Support non-manifold edges/vertices (T-junctions, self-intersections) behind
a feature flag.
- **API stability markers**: annotate public items with stability tiers
(`stable` / `unstable` / `experimental`) and publish a 1.0 compatibility plan.
### P2 — performance & platform reach (planned)
- **SOA storage**: separate position / connectivity arrays for better cache
locality on large meshes.
- **`wasm32-unknown-unknown` validation**: the library **builds** for
`wasm32-unknown-unknown` (verified; `rayon` falls back to serial). Browser
runtime integration is not yet exercised by CI.

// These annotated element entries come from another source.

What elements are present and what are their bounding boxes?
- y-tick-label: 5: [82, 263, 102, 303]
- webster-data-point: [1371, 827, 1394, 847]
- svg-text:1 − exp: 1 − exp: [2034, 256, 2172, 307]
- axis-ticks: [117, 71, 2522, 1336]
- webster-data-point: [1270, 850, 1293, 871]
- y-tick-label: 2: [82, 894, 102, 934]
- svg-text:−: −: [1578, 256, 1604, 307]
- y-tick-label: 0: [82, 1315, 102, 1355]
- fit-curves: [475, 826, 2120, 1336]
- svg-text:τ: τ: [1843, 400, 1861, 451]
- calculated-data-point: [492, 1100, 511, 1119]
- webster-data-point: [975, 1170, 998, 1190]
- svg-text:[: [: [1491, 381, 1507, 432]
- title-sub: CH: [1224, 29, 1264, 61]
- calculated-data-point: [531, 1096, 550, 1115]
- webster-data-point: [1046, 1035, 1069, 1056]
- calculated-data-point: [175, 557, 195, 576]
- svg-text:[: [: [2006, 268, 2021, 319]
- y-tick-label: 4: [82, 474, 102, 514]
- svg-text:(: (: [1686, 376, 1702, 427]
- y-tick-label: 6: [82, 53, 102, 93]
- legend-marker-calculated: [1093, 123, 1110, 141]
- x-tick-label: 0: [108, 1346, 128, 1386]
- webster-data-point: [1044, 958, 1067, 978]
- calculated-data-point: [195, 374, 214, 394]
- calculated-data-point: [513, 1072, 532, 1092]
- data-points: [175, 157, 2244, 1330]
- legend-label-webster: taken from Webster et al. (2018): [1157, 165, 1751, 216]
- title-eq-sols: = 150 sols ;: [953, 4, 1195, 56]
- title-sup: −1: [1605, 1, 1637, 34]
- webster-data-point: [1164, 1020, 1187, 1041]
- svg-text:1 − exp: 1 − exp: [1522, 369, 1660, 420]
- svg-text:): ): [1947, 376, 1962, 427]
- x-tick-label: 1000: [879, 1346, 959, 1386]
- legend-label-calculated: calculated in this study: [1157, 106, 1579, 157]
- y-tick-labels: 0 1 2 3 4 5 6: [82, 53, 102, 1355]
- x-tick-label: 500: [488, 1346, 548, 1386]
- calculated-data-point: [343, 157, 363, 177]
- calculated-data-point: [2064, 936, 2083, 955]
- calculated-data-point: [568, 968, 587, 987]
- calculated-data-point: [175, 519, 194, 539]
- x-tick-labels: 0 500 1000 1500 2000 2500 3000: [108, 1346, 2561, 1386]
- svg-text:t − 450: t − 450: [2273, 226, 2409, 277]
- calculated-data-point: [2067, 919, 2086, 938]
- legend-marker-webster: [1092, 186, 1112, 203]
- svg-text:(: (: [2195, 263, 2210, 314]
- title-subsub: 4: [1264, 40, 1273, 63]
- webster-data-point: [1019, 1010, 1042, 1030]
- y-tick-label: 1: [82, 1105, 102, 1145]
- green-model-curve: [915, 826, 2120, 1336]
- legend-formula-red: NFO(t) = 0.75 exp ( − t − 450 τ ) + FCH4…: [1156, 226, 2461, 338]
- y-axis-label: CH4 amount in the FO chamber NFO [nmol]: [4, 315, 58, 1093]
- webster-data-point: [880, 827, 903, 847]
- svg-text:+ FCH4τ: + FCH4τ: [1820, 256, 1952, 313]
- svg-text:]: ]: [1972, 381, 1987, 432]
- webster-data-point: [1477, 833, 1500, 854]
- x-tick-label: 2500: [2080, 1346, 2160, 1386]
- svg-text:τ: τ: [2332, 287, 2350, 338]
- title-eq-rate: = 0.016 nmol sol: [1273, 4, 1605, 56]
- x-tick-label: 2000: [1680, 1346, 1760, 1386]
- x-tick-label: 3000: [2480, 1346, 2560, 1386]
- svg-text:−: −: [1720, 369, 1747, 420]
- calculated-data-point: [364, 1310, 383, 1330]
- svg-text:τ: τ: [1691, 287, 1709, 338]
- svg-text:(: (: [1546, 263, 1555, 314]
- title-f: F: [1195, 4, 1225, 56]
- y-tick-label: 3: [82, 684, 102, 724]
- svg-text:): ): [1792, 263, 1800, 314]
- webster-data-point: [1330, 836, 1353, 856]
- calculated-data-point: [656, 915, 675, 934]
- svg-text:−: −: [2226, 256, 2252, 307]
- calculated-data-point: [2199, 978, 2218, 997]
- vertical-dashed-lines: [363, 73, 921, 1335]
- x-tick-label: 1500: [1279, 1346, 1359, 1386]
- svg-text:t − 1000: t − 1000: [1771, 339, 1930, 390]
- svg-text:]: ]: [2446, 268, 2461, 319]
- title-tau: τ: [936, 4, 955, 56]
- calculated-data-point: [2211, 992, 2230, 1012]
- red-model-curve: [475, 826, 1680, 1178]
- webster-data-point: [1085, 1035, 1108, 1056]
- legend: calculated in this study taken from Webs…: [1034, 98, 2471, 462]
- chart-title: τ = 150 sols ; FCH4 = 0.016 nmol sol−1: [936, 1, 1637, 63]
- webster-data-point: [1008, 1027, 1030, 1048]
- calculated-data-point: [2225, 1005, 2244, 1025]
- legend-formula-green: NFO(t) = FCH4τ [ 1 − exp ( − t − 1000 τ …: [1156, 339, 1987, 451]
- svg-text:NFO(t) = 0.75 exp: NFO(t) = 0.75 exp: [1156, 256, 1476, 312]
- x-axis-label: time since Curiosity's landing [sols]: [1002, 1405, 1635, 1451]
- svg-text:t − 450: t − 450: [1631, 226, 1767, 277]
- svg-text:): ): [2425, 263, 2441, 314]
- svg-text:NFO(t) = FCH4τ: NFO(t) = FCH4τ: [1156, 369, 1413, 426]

- **Dependency stabilization**: track `sprs` toward a 1.0 release, or vendor a
minimal sparse solver to drop the dependency.
### P3 — ecosystem & reach (ongoing)
- Grow the maintainer base beyond a single author.
- Translate design docs and the mdbook tutorial to English.
- Publish benchmark comparisons against other mesh libraries.
Contributions to any of these are very welcome — see
[CONTRIBUTING.md](CONTRIBUTING.md).
## License
Dual-licensed under either of
- Apache License, Version 2.0 ([LICENSE-APACHE](LICENSE-APACHE))
- MIT License ([LICENSE-MIT](LICENSE-MIT))
at your option.
## Contributing
Contributions are welcome! Please read [CONTRIBUTING.md](CONTRIBUTING.md) for development setup, code conventions, and the pull request workflow.
This project follows the [Contributor Covenant Code of Conduct](CODE_OF_CONDUCT.md).
Unless you explicitly state otherwise, any contribution intentionally submitted for inclusion in the work by you, as defined in the Apache-2.0 license, shall be dual licensed as above, without any additional terms or conditions.